This book meme was created by Moonlight Reader. I really liked keeping track of what was added to, read, or deleted from my TBR. So I am starting off the new year by re-using the meme, although I will probably do every other week. Using this meme ensures I also update my master TBR list (spreadsheet).


So for every one book I read this week, I bought two new ones. This doesn't bode well for the TBR pile.



Beyond Belief by Jenna Miscavige Hill

Full Body Burden by Kristen Iverson




Nothing due to rules of COYER Winter Switch. This will change in the next phase of the challenge.



1. Radium Girls: The Dark Story of America's Shining Women by Kate Moore

    Women's history + military history (WWI) = happy reading for me. I am adding it to my WWI reading list.

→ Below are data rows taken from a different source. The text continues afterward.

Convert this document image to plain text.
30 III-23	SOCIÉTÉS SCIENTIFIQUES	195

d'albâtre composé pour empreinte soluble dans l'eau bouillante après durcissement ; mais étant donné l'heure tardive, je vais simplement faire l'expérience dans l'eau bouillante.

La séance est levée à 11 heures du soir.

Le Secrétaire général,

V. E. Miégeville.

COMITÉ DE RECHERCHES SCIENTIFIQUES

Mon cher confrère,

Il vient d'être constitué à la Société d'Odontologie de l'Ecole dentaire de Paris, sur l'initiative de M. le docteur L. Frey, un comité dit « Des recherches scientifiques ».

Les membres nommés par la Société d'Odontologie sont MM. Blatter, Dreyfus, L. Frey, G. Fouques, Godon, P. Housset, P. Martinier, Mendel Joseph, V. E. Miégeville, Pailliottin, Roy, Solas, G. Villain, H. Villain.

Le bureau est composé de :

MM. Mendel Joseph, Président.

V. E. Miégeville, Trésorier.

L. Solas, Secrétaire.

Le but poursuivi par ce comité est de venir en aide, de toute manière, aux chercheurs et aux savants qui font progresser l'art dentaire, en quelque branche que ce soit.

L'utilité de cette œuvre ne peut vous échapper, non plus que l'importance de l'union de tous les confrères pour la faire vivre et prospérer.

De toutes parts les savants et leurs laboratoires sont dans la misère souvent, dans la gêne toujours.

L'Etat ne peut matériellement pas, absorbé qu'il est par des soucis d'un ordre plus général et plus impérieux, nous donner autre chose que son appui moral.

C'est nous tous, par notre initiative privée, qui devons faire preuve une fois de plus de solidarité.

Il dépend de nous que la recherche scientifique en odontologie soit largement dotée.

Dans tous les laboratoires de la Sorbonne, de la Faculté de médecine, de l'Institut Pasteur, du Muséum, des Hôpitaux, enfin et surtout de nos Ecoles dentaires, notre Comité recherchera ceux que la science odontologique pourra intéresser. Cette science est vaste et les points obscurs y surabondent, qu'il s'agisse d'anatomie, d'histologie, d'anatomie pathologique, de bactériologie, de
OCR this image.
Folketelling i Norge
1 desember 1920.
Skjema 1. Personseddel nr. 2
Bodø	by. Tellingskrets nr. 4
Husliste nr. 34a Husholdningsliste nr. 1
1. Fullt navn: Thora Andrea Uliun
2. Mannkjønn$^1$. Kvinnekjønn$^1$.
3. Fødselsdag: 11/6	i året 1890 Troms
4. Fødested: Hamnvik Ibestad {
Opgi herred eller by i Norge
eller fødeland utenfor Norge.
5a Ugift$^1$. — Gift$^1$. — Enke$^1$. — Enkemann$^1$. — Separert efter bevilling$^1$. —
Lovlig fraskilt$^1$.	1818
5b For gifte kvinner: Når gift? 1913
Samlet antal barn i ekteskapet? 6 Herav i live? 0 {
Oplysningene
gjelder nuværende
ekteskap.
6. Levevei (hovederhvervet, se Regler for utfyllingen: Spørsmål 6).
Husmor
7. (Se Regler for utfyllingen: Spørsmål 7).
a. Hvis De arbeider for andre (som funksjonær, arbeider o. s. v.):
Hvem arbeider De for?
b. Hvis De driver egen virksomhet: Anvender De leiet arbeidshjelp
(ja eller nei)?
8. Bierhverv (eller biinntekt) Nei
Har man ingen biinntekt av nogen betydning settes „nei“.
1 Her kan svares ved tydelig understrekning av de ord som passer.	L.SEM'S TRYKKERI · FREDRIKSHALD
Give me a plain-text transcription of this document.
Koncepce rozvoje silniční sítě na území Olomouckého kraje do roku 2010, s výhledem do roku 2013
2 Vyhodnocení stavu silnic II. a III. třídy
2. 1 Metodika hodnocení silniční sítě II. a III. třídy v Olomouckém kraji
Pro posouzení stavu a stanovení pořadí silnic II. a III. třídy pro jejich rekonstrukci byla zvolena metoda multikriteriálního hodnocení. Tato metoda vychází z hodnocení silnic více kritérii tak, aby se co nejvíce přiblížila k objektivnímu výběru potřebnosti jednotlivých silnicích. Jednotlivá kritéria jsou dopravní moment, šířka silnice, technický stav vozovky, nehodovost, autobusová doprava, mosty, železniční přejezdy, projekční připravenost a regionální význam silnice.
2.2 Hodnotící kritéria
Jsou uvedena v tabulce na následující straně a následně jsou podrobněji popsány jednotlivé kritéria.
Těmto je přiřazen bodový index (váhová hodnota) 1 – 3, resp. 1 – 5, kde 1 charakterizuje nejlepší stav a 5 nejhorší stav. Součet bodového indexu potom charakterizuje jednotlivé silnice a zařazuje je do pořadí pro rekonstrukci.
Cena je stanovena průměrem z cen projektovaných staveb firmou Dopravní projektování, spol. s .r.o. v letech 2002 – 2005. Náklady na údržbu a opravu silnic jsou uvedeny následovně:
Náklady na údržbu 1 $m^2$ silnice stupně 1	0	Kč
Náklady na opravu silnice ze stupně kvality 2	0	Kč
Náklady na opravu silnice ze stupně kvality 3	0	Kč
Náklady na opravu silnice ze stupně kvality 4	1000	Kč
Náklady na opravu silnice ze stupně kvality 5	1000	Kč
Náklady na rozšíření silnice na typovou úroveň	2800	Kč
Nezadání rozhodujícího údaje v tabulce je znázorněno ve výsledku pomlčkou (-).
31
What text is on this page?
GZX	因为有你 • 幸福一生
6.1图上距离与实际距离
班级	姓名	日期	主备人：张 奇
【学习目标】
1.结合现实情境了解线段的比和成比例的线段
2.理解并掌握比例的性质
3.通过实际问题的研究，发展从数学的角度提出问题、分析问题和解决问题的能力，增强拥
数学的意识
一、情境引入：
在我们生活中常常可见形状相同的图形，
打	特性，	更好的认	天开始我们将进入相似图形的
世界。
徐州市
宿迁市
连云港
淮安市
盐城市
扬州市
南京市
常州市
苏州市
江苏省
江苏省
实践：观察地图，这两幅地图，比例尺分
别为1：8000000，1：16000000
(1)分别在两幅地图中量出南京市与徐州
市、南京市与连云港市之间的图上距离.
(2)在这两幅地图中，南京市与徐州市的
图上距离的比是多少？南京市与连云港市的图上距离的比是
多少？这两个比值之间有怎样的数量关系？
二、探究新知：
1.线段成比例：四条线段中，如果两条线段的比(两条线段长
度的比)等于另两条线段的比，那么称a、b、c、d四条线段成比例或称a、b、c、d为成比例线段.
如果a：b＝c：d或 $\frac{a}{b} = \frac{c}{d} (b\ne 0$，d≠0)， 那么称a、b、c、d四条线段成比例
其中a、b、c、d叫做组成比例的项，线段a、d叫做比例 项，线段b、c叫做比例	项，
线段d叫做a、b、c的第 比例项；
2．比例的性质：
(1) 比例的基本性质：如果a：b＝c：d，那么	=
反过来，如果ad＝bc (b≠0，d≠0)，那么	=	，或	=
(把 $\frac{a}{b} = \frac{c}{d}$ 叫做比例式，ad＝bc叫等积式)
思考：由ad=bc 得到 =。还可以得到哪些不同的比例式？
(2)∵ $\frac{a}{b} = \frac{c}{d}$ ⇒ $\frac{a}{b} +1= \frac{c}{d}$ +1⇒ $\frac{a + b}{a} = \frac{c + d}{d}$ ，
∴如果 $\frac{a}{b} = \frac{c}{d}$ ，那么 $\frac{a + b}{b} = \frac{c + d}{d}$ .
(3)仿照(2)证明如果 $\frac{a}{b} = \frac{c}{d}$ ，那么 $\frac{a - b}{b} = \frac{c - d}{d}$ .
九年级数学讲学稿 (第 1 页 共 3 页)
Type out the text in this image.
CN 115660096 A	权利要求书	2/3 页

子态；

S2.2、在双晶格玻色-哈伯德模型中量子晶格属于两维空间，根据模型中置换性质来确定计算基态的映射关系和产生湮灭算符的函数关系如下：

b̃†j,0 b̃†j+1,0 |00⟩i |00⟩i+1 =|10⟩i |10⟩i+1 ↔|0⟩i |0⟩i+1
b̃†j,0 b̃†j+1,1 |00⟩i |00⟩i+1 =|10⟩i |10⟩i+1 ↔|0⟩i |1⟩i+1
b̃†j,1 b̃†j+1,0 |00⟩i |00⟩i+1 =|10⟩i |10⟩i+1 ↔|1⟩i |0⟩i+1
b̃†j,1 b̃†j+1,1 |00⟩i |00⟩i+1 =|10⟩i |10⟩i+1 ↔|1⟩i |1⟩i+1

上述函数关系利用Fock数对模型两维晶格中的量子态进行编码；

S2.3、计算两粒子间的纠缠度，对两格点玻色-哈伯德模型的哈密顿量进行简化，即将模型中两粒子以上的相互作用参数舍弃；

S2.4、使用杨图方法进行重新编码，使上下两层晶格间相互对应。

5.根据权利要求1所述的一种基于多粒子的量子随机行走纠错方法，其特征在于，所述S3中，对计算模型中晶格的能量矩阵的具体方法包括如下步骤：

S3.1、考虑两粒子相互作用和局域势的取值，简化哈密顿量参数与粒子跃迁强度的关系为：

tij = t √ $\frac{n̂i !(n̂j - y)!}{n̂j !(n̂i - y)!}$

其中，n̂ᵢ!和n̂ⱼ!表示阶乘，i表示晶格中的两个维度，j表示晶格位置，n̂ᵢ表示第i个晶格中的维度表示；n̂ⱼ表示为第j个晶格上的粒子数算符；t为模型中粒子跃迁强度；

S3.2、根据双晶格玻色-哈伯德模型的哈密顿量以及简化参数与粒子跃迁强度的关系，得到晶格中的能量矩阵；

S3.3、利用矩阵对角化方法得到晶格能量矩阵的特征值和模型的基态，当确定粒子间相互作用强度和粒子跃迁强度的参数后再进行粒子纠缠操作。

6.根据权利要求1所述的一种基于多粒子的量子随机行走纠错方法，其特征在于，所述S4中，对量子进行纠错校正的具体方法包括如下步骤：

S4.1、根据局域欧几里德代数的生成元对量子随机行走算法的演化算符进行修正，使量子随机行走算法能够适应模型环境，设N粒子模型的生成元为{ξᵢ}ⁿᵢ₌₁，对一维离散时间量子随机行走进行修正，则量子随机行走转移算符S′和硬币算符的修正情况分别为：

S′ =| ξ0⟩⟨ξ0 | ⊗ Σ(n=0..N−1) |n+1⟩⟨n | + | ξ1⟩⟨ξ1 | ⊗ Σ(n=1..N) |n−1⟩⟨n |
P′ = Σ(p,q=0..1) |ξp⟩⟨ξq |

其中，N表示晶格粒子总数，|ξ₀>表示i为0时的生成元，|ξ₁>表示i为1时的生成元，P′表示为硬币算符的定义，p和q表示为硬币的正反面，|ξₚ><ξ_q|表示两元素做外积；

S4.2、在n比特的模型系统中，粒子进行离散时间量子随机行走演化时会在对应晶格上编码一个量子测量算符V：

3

2. Rise of the Rocket Girls by Nathalia Holt (currently on sale for $2.99 in the NOOK store)

    Because someone recommended this book after I reviewed Hidden Figures.


3. Shrill by Lindy West (also on sale in the NOOK store $2.99)

      Getting this recommended to me by GR after reviewing Bad Feminist.


4. Hate to Want You by Alisha Rai (on sale in the NOOK store for $1.99)

    I've wanted to try Alisha Rai's writing for a while. The first book in a new trilogy (last book comes out this month or is already out).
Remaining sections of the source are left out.